Si vous utilisez des systèmes Linux Red Hat 6.2 ou 7, le CERT-IST vous recommande d’appliquer les correctifs des vulnérabilités décrites en introduction.

  • Vulnérabilité dans wu-ftp : CERT-IST/AV-2000.149
  • Vulnérabilité dans rpc.statd : CERT-IST/AV-2000.165
  • Vulnérabilité dans LPRng : CERT-IST/AV-2000.229

Conclusion :

Le CERT-IST a décidé de ne pas émettre d’avis ou d’alerte concernant Ramen car ce ver s’appuie sur des vulnérabilités connues qui ont fait l’objet d’avis et de rappels tout au long des éditoriaux (Les attaques du mois) des récents bulletins mensuels.

Dès lors à première vue, Ramen ne devrait être que très peu rencontré dans la communauté puisqu’il s’appuie sur des vulnérabilités bien maîtrisées.

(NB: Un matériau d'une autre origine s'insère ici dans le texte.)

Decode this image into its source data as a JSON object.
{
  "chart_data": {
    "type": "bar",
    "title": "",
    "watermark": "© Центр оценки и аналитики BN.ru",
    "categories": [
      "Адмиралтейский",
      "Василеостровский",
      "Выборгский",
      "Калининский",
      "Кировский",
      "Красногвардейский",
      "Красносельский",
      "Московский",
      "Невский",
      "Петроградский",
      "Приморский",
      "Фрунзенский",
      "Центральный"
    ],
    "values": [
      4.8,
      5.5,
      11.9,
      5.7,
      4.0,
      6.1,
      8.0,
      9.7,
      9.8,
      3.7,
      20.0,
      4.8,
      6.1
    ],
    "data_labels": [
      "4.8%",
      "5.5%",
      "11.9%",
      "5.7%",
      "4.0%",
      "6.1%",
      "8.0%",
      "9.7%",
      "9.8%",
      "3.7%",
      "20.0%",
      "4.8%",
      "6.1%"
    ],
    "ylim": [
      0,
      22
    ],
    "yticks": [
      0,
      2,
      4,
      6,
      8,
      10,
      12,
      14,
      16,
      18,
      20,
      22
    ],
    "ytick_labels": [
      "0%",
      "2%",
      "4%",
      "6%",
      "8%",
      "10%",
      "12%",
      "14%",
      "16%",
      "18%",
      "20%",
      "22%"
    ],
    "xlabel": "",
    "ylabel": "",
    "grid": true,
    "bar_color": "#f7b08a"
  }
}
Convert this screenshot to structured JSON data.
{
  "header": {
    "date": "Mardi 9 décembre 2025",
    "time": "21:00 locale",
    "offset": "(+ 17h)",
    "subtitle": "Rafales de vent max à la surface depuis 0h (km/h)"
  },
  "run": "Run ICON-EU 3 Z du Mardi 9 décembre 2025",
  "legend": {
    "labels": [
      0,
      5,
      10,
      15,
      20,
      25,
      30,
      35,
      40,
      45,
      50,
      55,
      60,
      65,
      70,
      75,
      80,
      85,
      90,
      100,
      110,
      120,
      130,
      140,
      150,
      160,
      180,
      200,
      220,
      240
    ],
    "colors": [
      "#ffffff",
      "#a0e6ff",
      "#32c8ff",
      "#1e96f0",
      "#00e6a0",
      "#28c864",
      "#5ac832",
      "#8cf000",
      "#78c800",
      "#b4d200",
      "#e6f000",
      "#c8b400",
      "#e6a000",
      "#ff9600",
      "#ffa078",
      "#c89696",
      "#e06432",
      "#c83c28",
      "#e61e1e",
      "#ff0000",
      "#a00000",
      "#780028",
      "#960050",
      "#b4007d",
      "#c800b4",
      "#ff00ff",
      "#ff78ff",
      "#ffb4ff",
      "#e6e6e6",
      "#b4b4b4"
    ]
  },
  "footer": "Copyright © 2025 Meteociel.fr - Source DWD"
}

Cependant, de nombreuses infections ont été déjà signalées dans la communauté des CERTs, et dans la communauté du CERT-Renater notamment.

Cette situation démontre les efforts qu’il reste à accomplir dans le domaine de la sensibilisation des administrateurs systèmes/réseaux afin que ces derniers prennent conscience des dangers que représentent des systèmes non à jour en terme de correctifs de sécurité.

Ramen reste cependant un ver très dépendant du système d’exploitation, Red Hat 6.2 ou 7. Il est également assez bruyant car il laisse de nombreuses traces sur les systèmes infectés.

Le document de WhiteHats propose une analyse intéressante et très détaillée de ce ver.